Николас поднимает обе брови.
— Думаю, это просто хитро замаскированный груз прошлого.
Наглость. Сама наглость.
— Это не так, — возражаю я.
— У каждого из нас есть свой багаж, Бёрди Мэй. Расскажешь о своём, я расскажу о своём. — Он повторяет вчерашнюю фразу, от которой я, мягко говоря, не в восторге. Кто знает, какую ещё праздничную магию он может вплести в мою жизнь?
Он замолкает, щёлкает языком и неожиданно спрашивает:
— Ладно. Думаю, тут только один выход. Ты когда-нибудь была у него?
Я фыркаю.
— У терапевта? Раз в месяц хожу.
— У Санты в торговом центре, — смеётся он. — Сидела когда-нибудь у него на коленях и рассказывала, что хочешь? Может, у тебя остались нерешённые детские проблемы.
— Это смешно.
На самом деле да, но это сейчас не важно.
— Смешно?
— И что ты хочешь, чтобы я сделала? — говорю я, не удержавшись от смешка. На языке горчит. — Мне тридцать один год — я не собираюсь садиться на колени к Санте.
Он приподнимает бровь.
— Боишься, что тебе это слишком понравится?
Сердце не просто пропускает удар, оно спотыкается и падает.
Я прищуриваюсь. Он тоже.
— Я могу пойти с тобой, — говорит он.
— Зачем тебе это?
— Солидарность. И мне не нравится мысль, что я, возможно, испортил для тебя что-то настолько особенное, как Рождество.
— У тебя же наверняка есть… ну, не знаю… семья, которую надо навестить, или дела какие-нибудь? — спрашиваю я.

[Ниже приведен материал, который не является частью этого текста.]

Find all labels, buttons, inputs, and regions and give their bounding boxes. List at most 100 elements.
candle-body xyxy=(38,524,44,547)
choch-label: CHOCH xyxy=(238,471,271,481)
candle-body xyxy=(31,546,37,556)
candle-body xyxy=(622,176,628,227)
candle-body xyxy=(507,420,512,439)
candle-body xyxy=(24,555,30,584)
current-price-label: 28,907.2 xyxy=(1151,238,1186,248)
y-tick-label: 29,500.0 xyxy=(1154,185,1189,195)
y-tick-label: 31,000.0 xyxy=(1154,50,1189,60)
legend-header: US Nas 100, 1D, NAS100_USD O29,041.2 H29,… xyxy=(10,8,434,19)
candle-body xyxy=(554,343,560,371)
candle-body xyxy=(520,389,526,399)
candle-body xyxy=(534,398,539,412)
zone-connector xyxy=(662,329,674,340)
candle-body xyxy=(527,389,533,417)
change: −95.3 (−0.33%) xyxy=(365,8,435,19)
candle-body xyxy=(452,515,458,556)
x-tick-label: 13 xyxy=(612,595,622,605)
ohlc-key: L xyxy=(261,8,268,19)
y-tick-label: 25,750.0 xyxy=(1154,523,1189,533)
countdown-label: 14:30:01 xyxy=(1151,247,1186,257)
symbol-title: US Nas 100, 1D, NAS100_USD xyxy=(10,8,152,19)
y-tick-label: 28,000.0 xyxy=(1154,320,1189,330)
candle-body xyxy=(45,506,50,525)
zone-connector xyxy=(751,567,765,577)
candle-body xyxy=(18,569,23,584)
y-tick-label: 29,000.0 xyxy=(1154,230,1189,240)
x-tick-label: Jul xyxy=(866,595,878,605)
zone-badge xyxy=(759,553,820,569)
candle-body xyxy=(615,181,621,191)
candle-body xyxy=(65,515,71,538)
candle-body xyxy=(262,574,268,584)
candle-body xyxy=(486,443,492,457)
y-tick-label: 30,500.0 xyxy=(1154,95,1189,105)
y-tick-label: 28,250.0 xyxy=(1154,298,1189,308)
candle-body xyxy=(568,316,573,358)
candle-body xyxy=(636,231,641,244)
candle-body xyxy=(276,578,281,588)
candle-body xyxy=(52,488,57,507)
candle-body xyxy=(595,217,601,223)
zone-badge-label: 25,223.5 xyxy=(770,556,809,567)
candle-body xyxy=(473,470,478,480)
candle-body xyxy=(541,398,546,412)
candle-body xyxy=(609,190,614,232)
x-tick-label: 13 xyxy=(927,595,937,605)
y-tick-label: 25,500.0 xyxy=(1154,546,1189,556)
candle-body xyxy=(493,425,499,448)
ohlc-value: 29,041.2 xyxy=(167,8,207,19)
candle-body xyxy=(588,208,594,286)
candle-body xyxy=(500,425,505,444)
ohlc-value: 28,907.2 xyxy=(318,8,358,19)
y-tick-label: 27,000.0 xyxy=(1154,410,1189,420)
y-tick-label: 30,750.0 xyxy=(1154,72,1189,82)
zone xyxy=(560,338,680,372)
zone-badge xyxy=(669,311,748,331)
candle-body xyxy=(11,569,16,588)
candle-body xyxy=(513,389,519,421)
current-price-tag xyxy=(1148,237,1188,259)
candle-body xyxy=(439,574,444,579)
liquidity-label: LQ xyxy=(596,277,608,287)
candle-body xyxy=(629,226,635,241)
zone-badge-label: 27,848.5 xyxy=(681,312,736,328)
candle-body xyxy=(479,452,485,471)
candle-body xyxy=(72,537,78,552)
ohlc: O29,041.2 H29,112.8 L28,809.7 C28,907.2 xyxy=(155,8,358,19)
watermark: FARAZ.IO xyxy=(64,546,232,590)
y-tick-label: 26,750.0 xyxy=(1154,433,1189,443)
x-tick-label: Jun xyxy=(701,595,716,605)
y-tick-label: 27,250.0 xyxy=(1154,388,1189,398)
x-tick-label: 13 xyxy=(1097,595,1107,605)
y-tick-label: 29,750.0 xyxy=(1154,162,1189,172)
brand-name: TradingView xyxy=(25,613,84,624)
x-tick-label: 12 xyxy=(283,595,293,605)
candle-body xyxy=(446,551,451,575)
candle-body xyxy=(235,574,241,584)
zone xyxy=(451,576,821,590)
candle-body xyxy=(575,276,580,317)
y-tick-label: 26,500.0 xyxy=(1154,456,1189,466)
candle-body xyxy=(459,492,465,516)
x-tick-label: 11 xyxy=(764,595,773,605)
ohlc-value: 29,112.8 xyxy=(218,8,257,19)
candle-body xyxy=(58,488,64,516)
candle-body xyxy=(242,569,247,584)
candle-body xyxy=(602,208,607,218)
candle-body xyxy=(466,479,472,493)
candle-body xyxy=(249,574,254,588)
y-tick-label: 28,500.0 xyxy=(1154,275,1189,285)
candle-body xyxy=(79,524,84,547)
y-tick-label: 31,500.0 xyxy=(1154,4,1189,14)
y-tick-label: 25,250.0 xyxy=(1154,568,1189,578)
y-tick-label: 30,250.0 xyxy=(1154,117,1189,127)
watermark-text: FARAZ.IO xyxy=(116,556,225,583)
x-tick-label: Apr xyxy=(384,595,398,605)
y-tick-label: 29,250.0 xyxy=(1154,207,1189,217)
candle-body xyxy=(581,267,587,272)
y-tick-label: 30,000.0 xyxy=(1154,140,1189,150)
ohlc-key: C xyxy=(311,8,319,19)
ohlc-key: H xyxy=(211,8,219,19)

Его лицо снова меняется, и он отводит взгляд.
— Я… недавно развёлся.
Кажется, кровь отхлынула от моего лица, а желудок с грохотом провалился куда-то в пятки. Ну, я официально худший человек на свете. Вот стоит он, разбитый и одинокий, только после развода, а я ещё и в его квартиру вламываюсь.

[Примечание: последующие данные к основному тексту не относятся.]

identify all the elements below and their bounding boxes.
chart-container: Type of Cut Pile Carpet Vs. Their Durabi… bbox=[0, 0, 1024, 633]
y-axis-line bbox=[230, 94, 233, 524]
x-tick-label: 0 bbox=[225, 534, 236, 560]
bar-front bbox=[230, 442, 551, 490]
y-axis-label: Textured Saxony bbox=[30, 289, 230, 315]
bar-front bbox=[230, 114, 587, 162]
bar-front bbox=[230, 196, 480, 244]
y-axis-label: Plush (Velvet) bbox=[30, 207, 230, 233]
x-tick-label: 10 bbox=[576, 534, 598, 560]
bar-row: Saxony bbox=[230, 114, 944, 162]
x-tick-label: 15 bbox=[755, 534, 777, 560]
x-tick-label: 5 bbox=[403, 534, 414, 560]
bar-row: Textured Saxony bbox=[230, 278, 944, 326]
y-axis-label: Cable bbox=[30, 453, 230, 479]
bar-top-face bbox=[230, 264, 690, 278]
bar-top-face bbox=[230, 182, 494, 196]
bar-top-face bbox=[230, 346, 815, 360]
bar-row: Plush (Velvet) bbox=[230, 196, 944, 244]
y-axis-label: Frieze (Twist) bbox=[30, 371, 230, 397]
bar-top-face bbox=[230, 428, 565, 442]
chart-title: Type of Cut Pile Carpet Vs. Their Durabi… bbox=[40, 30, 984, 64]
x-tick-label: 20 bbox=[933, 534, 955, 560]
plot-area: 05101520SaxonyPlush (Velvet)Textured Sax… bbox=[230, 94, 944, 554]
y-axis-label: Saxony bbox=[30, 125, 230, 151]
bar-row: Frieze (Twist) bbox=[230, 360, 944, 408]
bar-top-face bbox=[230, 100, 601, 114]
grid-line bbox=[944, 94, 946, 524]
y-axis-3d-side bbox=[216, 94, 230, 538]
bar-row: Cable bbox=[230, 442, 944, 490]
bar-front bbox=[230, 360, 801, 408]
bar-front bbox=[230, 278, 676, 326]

— Мне так жаль… — начинаю я, но он перебивает, не дав договорить.
— Мне бы не помешал дух Рождества.
— Даже с Сантами? — уточняю я. — Разве ты не президент клуба ненавистников Санты?
Его взгляд снова встречается с моим, и от этой интенсивности у меня напрягается всё тело. Кажется, если бы рядом висела омела, я бы потянулась к ней в мгновение ока.
— С тобой, возможно, и нет, — тихо говорит он.
Как ему это удаётся? Я должна его ненавидеть, а он… вот так.
— Я здесь, чтобы писать, — качаю я головой, словно пытаясь выбить его из мыслей.
— Нет, ты здесь, чтобы прочувствовать рождественское настроение для своих книг. А как читатель, я просто обязан убедиться, что ты получила идеальную дозу рождественского волшебства. А ничего более рождественского, чем сидение на коленях у святого Николаса, просто не существует.
Он улыбается — с ямочками. Мои ноги тут же превращаются в мягкий фруктовый кекс. Как вообще этот человек мог развестись?
— Другого святого Николаса, верно? — уточняю я. — Это не значит, что я сяду к тебе на колени?
— Ты забавная, Бёрди Мэй, — говорит он. — Это мне в тебе и нравится.
Когда это он успел подойти ближе? Теперь я прижата к двери, и его запах — хвои с мятой — сводит меня с ума. Голова кружится, а в животе что-то переворачивается и уходит в самую глубину.